If, as the management theorist Stafford Beer famously suggested, “the purpose of a system is what it does”, the purpose of western civilisation might be described, with only a little exaggeration, as the production of text. It is a strange paradox that as reading and literacy decline, our society vomits forth an ever greater daily flood of forms, reports, presentations, legal verbiage, PR bumf and rambling Facebook statuses. In this context, Sam Altman’s megalomaniac boast that ChatGPT produces a hundred billion words a day seems less a symptom of a revolution in human affairs than the logical conclusion of a nightmare already running out of control.
It’s a decade since it was discovered, to general unsurprise, that PayPal’s terms of service agreement was, at 50,000 words, longer than Shakespeare’s Hamlet. A more recent report found that no UK bank presents its users with terms and conditions of fewer than 10,000 words. Two million new academic journal articles are produced every year, of which half, according to a notorious statistic, are never read by more than three people: the author, the referee and the editor.
A world-weary journalist once remarked to me that nowadays the point of writing a book is not for people to read it (mostly, they won’t). Rather, the fact a publisher had trusted you to produce 80,000 words of text on a given subject gives you the imprimatur of authority required to appear on podcasts, give talks and go on the radio.
Many reasons may be sought for this insanity: it is in the logic of a risk-averse bureaucratised society to swaddle every conceivable human action in forms and reports. Reverence for text-generation is probably compounded by a culture of mass education in which the most statusful thing a young person can do is to spend three years churning out words of generally indifferent quality.
More tendentiously, perhaps, I find myself unable to shake the feeling that there is something quasi-mystical about our present attitude to text. I am reminded of an observation made by the great media theorist Walter Ong that many pre-literate societies consider words to have “magical potency”. In the cargo cults of the South Sea islands “orders, bills of lading, receipts” and other documents were used in ritual ceremonies intended to conjure aeroplanes full of bounty out of empty skies.
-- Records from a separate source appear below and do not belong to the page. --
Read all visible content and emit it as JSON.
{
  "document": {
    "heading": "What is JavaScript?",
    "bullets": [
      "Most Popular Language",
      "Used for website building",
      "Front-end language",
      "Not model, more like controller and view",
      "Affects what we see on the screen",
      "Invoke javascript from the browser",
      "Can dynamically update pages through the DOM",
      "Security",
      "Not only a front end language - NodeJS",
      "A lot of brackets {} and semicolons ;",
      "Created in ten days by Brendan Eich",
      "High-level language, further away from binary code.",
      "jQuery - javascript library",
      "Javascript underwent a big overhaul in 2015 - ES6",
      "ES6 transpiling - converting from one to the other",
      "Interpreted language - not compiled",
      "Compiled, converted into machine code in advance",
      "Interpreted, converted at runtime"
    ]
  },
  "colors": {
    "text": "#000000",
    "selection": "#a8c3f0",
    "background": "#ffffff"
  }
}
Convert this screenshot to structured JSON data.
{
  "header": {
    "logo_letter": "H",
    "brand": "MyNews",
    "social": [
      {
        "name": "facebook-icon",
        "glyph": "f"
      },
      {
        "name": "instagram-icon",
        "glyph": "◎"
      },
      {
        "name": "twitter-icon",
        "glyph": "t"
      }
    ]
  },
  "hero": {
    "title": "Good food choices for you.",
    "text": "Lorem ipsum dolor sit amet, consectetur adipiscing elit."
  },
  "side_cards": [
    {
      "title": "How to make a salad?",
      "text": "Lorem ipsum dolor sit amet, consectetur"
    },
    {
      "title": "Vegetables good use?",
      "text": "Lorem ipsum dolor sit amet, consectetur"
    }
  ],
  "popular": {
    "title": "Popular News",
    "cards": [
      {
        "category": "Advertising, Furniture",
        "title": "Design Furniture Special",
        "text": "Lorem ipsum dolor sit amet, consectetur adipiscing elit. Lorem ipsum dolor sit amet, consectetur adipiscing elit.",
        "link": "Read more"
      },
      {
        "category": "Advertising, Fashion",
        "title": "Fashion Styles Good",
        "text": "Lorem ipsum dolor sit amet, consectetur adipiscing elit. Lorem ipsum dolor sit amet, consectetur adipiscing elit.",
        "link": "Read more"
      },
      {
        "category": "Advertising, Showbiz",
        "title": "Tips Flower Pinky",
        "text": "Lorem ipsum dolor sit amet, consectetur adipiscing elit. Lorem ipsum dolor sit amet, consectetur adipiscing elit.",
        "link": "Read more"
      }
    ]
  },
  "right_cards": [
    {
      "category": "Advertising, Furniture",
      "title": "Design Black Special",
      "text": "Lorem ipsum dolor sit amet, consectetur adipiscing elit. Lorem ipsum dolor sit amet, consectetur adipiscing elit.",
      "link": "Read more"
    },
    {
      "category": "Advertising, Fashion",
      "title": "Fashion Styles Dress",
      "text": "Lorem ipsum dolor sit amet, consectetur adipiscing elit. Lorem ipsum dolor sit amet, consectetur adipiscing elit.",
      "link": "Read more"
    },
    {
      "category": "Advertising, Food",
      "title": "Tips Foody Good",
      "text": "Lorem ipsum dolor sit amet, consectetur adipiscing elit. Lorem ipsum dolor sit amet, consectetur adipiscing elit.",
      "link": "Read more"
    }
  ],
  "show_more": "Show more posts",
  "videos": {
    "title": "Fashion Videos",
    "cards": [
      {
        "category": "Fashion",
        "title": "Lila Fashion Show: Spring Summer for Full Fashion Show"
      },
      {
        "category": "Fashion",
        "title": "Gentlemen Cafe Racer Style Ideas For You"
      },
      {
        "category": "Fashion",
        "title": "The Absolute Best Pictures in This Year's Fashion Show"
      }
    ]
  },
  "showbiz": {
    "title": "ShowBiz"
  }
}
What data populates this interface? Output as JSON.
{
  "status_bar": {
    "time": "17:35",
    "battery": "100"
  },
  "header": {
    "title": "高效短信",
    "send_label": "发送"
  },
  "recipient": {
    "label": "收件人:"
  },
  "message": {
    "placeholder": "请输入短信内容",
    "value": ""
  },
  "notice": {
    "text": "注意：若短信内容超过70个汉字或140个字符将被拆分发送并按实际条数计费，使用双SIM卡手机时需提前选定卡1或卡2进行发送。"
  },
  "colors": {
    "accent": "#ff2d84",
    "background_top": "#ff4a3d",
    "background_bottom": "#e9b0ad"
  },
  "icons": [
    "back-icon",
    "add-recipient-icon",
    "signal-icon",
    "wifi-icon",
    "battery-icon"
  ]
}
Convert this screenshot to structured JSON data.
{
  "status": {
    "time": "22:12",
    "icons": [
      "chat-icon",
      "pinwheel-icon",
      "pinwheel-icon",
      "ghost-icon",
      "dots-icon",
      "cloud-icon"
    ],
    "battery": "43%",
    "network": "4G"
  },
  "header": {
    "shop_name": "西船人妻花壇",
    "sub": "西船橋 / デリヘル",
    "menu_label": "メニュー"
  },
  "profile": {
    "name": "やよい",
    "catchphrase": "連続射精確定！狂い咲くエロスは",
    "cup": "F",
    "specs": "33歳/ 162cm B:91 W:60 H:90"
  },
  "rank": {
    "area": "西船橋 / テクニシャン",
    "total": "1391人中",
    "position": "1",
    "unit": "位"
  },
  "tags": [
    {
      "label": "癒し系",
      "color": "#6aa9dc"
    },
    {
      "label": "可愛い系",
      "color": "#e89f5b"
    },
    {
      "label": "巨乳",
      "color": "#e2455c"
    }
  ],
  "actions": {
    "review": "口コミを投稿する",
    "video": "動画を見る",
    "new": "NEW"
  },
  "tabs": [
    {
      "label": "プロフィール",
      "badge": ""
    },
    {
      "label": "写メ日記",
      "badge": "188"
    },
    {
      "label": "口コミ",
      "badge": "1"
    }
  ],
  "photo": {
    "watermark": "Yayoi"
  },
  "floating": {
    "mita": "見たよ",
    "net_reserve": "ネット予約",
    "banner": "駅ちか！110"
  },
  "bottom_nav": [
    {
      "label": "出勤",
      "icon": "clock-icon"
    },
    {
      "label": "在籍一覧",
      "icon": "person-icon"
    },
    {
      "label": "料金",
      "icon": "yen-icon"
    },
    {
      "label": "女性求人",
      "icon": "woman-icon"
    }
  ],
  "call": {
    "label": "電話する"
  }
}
Other traditional societies newly exposed to literacy use scraps of writing as amulets or scrawl out meaningless text-like symbols in the hope they will confer power or status.
Our increasingly post-literate society is characterised by a similar pointless reverence for the written (or generated) word. Companies swathe themselves in impenetrable legalese to ward off lawsuits. The verbiage that lines the walls of art galleries or bulks out company reports is not really meant to be understood. It is there to confer status (I’m convinced the proliferation of jargon in the 21st century may be partly explained by the fact that an increasing quantity of text is not really meant to be read).
Text can be a form of heavy artillery. HR departments and head teachers are reportedly bombarded with enormous machine-generated complaints that aim to subdue by their sheer volume. In the Times Educational Supplement, one academy chief executive, Lawrence Foley, records that he received an AI-generated “45-page letter” from an outraged parent, adding “our schools are getting five or six of these a week”.
In a recent book, Breakneck, the China analyst Dan Wang charts the divergence between America and China. China, he warns, is a dynamic nation of engineers and the US a sclerotic nation of lawyers (Wang’s killer fact is that all nine members of the Politburo standing committee are engineers, while every Democratic presidential and vice-presidential nominee between 1984 and 2020 was a law school graduate). Where engineers get things done, he argues, lawyers mire a nation in process, red tape and consultation.
The other thing lawyers do, of course, is produce words. It would be grandiose to imply that to solve the productivity crisis and save western civilisation all we need to do is stem the deluge of meaningless text. But then I check my email inbox (70,036 emails now — not so bad) and think, well … it might be a start.